Biochemical and Biophysical Research Communications
MTA1 coregulator regulates LDHA expression and function in breast cancer
Introduction
Deregulated metabolism is one of the hallmarks of cancer [1]. Cancer cells rely on glycolysis and exhibit reduced use of oxidative phosphorylation (TCA cycle). This phenomenon is known as Warburg effect which results in preferential pyruvate to lactate conversion, a causal event for cancer progression [2]. Additionally, proliferating cancer cells also regulate the glucose and glutamine metabolism pathways, which contribute to precursors for the biosynthesis of lipids and nucleic acids [3,4]. Lactate dehydrogenase A (LDHA), a key enzyme involved in the Warburg effect converts pyruvate to lactate and NADH to NAD+ [5]. Aberrant expression and activation of LDHA is closely associated with many cancers [[6], [7], [8]]. LDHA has been considered as a target for therapeutic intervention due to its critical role in metabolic reprogramming.
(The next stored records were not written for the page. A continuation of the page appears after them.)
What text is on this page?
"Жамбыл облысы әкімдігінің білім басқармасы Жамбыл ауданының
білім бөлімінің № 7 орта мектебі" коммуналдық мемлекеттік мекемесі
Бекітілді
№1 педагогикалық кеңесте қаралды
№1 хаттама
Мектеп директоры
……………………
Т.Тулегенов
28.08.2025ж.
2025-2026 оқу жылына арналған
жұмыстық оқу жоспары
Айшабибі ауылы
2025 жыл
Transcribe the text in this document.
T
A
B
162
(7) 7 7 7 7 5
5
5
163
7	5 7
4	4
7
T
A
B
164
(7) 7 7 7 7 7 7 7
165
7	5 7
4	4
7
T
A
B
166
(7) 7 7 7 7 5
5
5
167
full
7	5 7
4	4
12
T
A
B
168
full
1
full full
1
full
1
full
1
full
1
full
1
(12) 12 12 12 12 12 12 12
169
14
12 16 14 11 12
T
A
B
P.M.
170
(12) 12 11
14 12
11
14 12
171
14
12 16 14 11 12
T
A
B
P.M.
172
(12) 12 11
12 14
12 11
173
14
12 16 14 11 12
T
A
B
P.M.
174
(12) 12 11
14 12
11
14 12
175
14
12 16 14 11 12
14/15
LDHA expression was activated in various cancers and found to be regulated by several transcriptional factors including c-Myc, HIF1α, CREB, FOXM1, KLF4 and AP1 [[9], [10], [11], [12], [13], [14]]. Higher levels of LDHA were observed in malignant tumors compared to normal tissues [15]. Several studies reported that LDHA plays an important role in cancer cell growth, invasion and metastasis of malignant tumors [[16], [17], [18]]. The LDHA expression is positively correlated with the cancer prognosis and levels are elevated in metastatic cancers and therefore reported as a marker for the diagnosis and prognosis of cancers [19].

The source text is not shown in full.